Dein Zitat „Alles ist gleich gültig“ gilt dagegen nur in der VERTIKALEN, auf der spirituelle Ebene.
In der Gesellschaft sind die Unterschiede und selbstverständlich auch die Unterscheidungen äußerst wichtig, anders kämen wir hier gar nicht zurecht. Dafür ist der Verstand zuständig, hier hat er seine Aufgabe.
Im Spirituellen gelten andere Gesetze. Beim Beten oder Meditieren wird der Verstand nicht gebraucht, hier würde er bloß stören.
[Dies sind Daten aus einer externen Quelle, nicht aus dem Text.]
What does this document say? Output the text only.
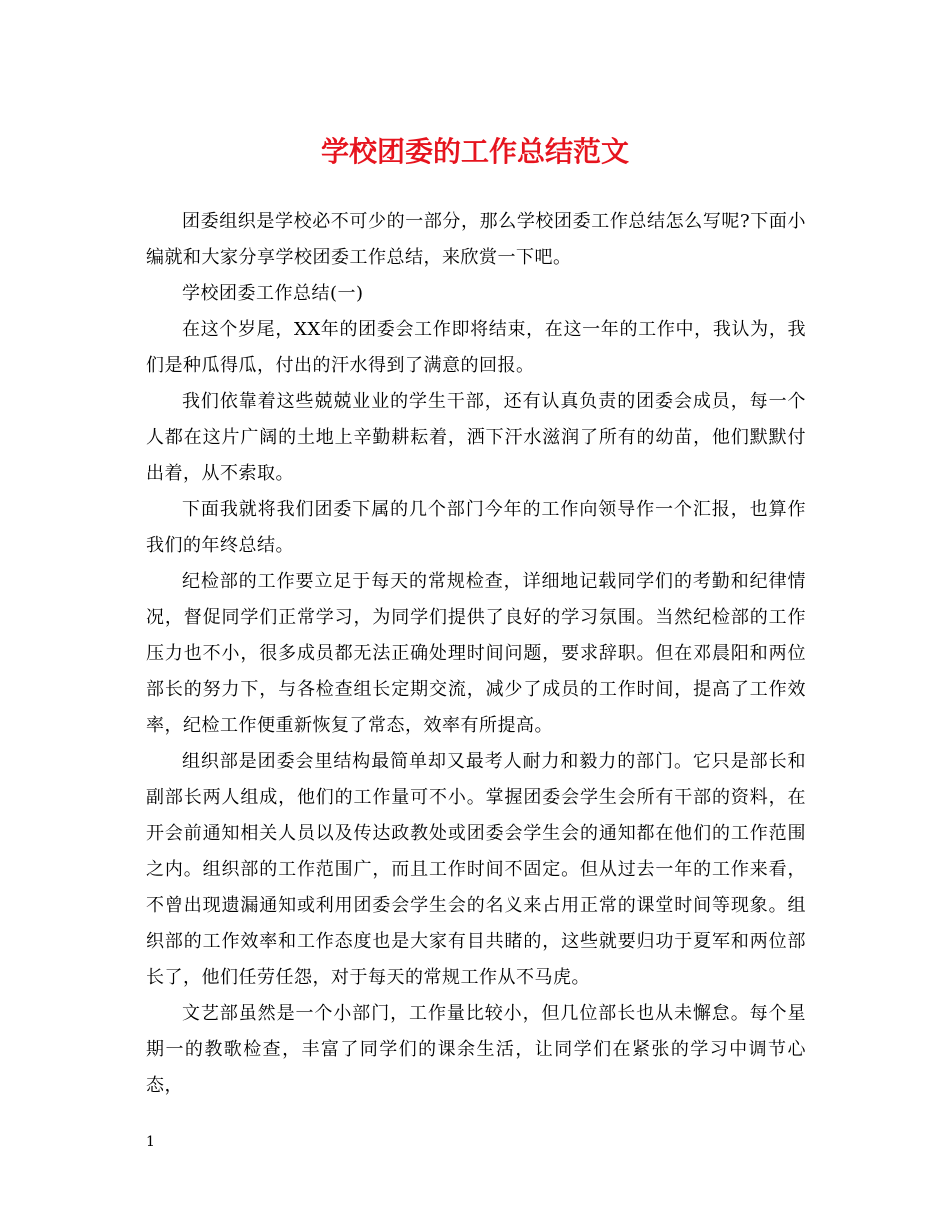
学校团委的工作总结范文

团委组织是学校必不可少的一部分，那么学校团委工作总结怎么写呢?下面小编就和大家分享学校团委工作总结，来欣赏一下吧。

学校团委工作总结(一)

在这个岁尾，XX年的团委会工作即将结束，在这一年的工作中，我认为，我们是种瓜得瓜，付出的汗水得到了满意的回报。

我们依靠着这些兢兢业业的学生干部，还有认真负责的团委会成员，每一个人都在这片广阔的土地上辛勤耕耘着，洒下汗水滋润了所有的幼苗，他们默默付出着，从不索取。

下面我就将我们团委下属的几个部门今年的工作向领导作一个汇报，也算作我们的年终总结。

纪检部的工作要立足于每天的常规检查，详细地记载同学们的考勤和纪律情况，督促同学们正常学习，为同学们提供了良好的学习氛围。当然纪检部的工作压力也不小，很多成员都无法正确处理时间问题，要求辞职。但在邓晨阳和两位部长的努力下，与各检查组长定期交流，减少了成员的工作时间，提高了工作效率，纪检工作便重新恢复了常态，效率有所提高。

组织部是团委会里结构最简单却又最考人耐力和毅力的部门。它只是部长和副部长两人组成，他们的工作量可不小。掌握团委会学生会所有干部的资料，在开会前通知相关人员以及传达政教处或团委会学生会的通知都在他们的工作范围之内。组织部的工作范围广，而且工作时间不固定。但从过去一年的工作来看，不曾出现遗漏通知或利用团委会学生会的名义来占用正常的课堂时间等现象。组织部的工作效率和工作态度也是大家有目共睹的，这些就要归功于夏军和两位部长了，他们任劳任怨，对于每天的常规工作从不马虎。

文艺部虽然是一个小部门，工作量比较小，但几位部长也从未懈怠。每个星期一的教歌检查，丰富了同学们的课余生活，让同学们在紧张的学习中调节心态，

1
Wir kennen das Phänomen… wenn wir einschlafen wollen: Solange der Verstand nicht zur Ruhe kommt, haben wir keine Chance, einschlafen zu können. Das Denken mobilisiert den Emotionalkörper, dieser den Kreislauf und dieser gibt wiederum dem Denken neue Energie: Einschlafen unmöglich. – Es sei denn, wir bringen den Verstand zum Schweigen, indem wir aus dem Hamsterrad des Denkens aussteigen.
Nicht jeder Satz, nicht jedes Zitat, nicht jedes Gleichnis kann auf der Horizontalen, kann mit dem Intellekt verstanden werden.
Die (wirkliche!) Philosophie schöpft aus der Vertikalen und kommuniziert auf der Horizontalen. Auf dieser können wir vergleichsweise frei agieren („freier Wille“ u.s.w.), aber die Vertikale… ist größer als wir. In ihr können wir über nichts verfügen.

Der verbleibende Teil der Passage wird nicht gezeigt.